Ses lèvres étaient maintenant ouvertes, et il les taquina d’un ton enjoué sur leur comportement d’il y a peu. « Si quelqu’un vous invite à un festin de noces, ne prenez pas place au premier lit, de peur qu’une personne plus honorable ne soit invitée par lui ; votre hôte et le sien vous diront alors : « Cède la place à cet homme. » Et alors, la tête basse, vous vous mettrez à la dernière place. Non, quand vous êtes invité, allez vous allonger à la dernière place, afin que, lorsque votre hôte viendra, il vous dise : « Ami, monte plus haut. » Alors vous serez glorieux aux yeux de tous vos compagnons de table. » Sa réprimande était d’autant plus efficace qu’il s’agissait d’une citation amplifiée du Livre des Proverbes, et qu’il y avait des rabbins parmi ses auditeurs (Pr. xxv. 6,7). Que pouvaient-ils faire, sinon baisser la tête lorsqu’on les réprimandait et les empêchait de se référer aux Écritures qu’ils avaient pour mission d’étudier et d’interpréter ? Et si la scène était bien le village [ p. 242 ] de Cana, alors il apparaît pourquoi il a parlé d’un « festin de noces ». Le dernier banquet auquel il avait assisté là-bas était un festin de noces ; et il voulait établir un contraste entre la gentillesse de cette réunion simple de paysans et l’absurdité de cette compagnie d’ecclésiastiques arrogants.

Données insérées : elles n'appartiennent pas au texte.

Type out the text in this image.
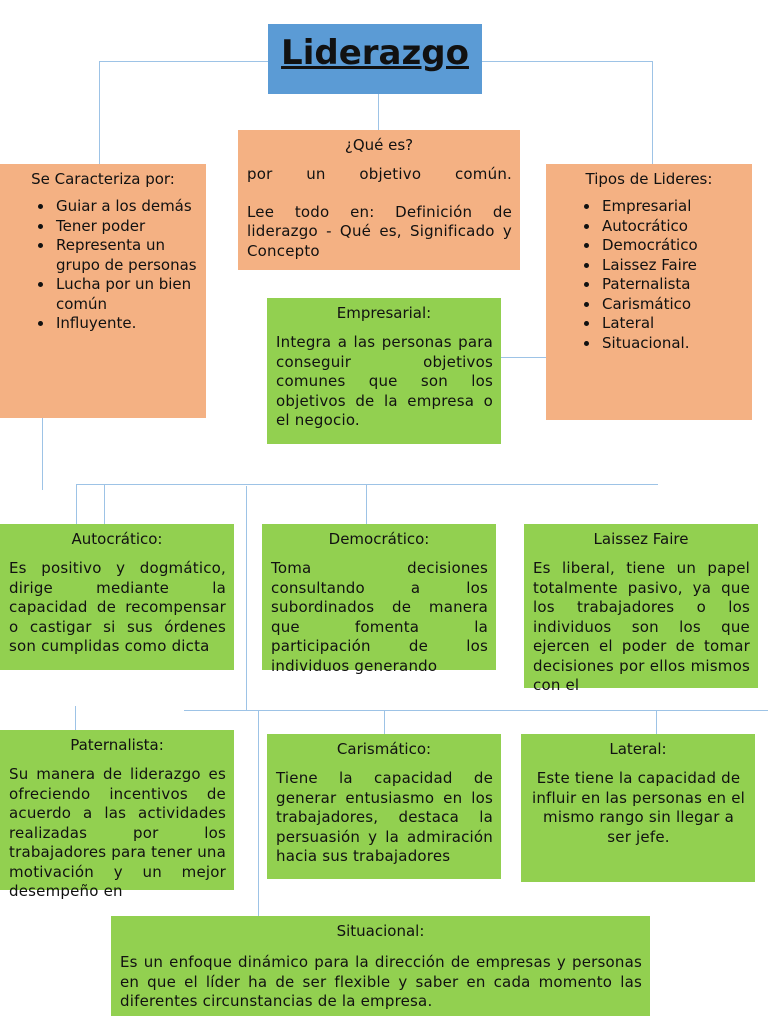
Liderazgo
¿Qué es?
por un objetivo común.
Lee todo en: Definición de liderazgo - Qué es, Significado y Concepto
Se Caracteriza por:
• Guiar a los demás
• Tener poder
• Representa un grupo de personas
• Lucha por un bien común
• Influyente.
Tipos de Lideres:
• Empresarial
• Autocrático
• Democrático
• Laissez Faire
• Paternalista
• Carismático
• Lateral
• Situacional.
Empresarial:
Integra a las personas para conseguir objetivos comunes que son los objetivos de la empresa o el negocio.
Autocrático:
Es positivo y dogmático, dirige mediante la capacidad de recompensar o castigar si sus órdenes son cumplidas como dicta
Democrático:
Toma decisiones consultando a los subordinados de manera que fomenta la participación de los individuos generando
Laissez Faire
Es liberal, tiene un papel totalmente pasivo, ya que los trabajadores o los individuos son los que ejercen el poder de tomar decisiones por ellos mismos con el
Paternalista:
Su manera de liderazgo es ofreciendo incentivos de acuerdo a las actividades realizadas por los trabajadores para tener una motivación y un mejor desempeño en
Carismático:
Tiene la capacidad de generar entusiasmo en los trabajadores, destaca la persuasión y la admiración hacia sus trabajadores
Lateral:
Este tiene la capacidad de influir en las personas en el mismo rango sin llegar a ser jefe.
Situacional:
Es un enfoque dinámico para la dirección de empresas y personas en que el líder ha de ser flexible y saber en cada momento las diferentes circunstancias de la empresa.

Puis il acheva leur déconfiture en se tournant vers son hôte, qui avait certainement savouré un traitement aussi tranchant envers ses invités mal élevés et avait senti combien ces réceptions formelles étaient creuses et crues. « Lorsque vous préparez un petit-déjeuner ou un dîner, n’invitez pas vos amis, vos frères ou vos proches, de peur qu’ils ne vous invitent à nouveau et que vous n’obteniez une récompense. Non, lorsque vous organisez un repas, invitez des pauvres, des estropiés, des boiteux et des aveugles ; et vous serez bénis, car ils n’auront pas de récompense pour vous, et vous aurez votre récompense à la résurrection des justes. »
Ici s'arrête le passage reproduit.